Caminamos juntos mil calles. Con los auriculares puestos, en distintos escenarios y localidades. Horas y horas de mi vida. Todas y cada una de ellas valieron la pena. Entiendo a Charly desde esa cultura del encuentro que define al gen sudamericano. En la Argentina, justamente donde nos codeamos entre la vieja Europa y los coletazos del Tercer Mundo. En ese mundo disparejo de Maradona, Evita, Gardel…y García. En esa incomprensión con sentido, el dilema poético del tango, el auto-boicot hecho carne, el puñal en la espalda de nuestros seres queridos. García toma un poco de cada uno y lo enaltece. Porque, pese a quien le pese, el arte eleva. Y este señor le ha movido el eje a la Tierra en más de una ocasión.

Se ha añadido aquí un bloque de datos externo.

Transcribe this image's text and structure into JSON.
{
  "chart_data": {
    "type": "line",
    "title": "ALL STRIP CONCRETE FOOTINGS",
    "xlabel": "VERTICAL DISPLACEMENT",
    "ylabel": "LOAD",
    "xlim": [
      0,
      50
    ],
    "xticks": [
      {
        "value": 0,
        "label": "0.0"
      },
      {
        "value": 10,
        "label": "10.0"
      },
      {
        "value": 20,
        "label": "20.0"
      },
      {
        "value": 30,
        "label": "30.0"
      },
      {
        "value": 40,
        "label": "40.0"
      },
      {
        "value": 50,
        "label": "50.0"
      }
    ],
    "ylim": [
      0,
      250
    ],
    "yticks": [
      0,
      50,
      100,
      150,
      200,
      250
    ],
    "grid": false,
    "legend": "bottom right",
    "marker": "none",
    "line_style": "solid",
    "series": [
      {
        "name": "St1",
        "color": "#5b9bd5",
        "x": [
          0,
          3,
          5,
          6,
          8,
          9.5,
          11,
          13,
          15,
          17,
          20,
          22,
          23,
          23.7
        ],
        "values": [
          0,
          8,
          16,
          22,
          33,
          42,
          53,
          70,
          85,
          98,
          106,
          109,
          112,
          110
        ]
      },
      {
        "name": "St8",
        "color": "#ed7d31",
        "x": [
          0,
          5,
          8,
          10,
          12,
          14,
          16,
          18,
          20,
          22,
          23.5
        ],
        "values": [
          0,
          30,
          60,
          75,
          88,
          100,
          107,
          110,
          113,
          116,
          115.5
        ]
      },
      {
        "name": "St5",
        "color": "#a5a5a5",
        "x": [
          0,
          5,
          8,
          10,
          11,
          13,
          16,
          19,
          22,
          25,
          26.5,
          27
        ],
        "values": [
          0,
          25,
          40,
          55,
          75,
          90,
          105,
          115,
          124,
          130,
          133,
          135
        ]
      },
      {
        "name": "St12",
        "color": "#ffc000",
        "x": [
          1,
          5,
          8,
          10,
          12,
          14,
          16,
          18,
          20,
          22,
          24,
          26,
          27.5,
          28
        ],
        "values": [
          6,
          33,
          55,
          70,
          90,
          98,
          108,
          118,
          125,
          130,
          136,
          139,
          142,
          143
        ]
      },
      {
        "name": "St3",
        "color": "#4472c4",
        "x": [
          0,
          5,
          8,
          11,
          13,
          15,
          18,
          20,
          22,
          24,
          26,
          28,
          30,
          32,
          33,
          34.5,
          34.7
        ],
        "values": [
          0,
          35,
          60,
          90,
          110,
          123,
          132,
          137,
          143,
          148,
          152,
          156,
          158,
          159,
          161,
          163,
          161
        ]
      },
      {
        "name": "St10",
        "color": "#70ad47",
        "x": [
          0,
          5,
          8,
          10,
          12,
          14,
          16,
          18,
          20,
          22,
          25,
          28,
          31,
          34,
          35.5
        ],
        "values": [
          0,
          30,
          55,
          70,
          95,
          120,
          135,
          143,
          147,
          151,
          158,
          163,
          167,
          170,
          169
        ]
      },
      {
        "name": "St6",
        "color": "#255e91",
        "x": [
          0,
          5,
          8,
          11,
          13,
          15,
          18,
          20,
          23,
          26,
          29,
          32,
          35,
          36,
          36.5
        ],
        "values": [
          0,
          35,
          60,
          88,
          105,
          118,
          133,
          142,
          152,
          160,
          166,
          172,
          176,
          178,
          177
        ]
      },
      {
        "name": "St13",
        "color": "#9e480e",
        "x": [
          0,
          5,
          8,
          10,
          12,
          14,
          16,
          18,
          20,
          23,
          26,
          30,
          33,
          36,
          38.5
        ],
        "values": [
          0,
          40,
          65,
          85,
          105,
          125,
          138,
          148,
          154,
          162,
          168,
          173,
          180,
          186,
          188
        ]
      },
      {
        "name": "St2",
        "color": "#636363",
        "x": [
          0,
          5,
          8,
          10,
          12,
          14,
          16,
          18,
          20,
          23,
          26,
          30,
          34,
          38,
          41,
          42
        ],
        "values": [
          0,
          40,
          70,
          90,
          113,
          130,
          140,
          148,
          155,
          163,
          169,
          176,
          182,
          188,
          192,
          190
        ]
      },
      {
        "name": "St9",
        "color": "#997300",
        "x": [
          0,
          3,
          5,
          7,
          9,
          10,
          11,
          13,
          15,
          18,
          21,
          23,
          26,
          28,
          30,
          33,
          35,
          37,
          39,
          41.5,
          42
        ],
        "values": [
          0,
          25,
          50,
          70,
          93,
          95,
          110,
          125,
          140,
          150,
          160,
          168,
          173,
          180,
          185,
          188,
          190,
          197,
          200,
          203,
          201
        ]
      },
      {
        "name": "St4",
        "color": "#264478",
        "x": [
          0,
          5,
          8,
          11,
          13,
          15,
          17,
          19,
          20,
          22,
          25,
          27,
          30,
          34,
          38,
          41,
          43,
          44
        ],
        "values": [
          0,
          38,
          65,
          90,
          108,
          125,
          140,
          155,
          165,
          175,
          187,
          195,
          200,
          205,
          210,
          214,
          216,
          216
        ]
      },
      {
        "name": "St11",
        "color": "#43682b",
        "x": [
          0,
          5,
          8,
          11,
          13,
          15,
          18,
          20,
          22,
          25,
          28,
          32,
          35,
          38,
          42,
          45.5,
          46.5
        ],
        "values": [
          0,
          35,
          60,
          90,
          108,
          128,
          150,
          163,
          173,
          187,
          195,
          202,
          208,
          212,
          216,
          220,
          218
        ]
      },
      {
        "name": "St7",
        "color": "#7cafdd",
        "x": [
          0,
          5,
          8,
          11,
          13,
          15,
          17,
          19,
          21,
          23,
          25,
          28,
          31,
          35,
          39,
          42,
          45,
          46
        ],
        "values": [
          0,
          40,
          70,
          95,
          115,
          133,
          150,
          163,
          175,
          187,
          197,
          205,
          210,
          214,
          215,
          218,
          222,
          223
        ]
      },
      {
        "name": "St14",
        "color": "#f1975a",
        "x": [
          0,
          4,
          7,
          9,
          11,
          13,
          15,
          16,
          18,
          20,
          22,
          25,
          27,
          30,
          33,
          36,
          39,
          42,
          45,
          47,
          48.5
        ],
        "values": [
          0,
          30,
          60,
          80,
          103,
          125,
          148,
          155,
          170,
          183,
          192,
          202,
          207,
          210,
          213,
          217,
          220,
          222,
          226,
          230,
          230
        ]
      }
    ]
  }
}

Curioso lector, lo invito a ser parte de esta historia. Esté donde esté. Presione play y dele rienda suelta a una de sus canciones. Esas que se empezaron a escribir cuando tocaba el piano a los 3 años y le diagnosticaron oído absoluto. Esas que a los 5 ya eran Chopin o Mozart. Esas que a los 12 se lucían en las manos del púber que ya ostentaba el título de profesor. Porque ese es mi querido Charly, el niño prodigio que escuchó a los Beatles y todo cambió. El mismo que se le plantó a los militares o saltó 9 pisos de un hotel para caer en una pileta. El mismo que habita a la vuelta de la esquina en el barrio de los distintos que nacieron para encender luces.
Ya lo dijo el maestro: “Cuando estés mal, cuando estés solo. Cuando ya estés cansado de llorar. No te olvides de mí, porque sé que te puedo estimular”.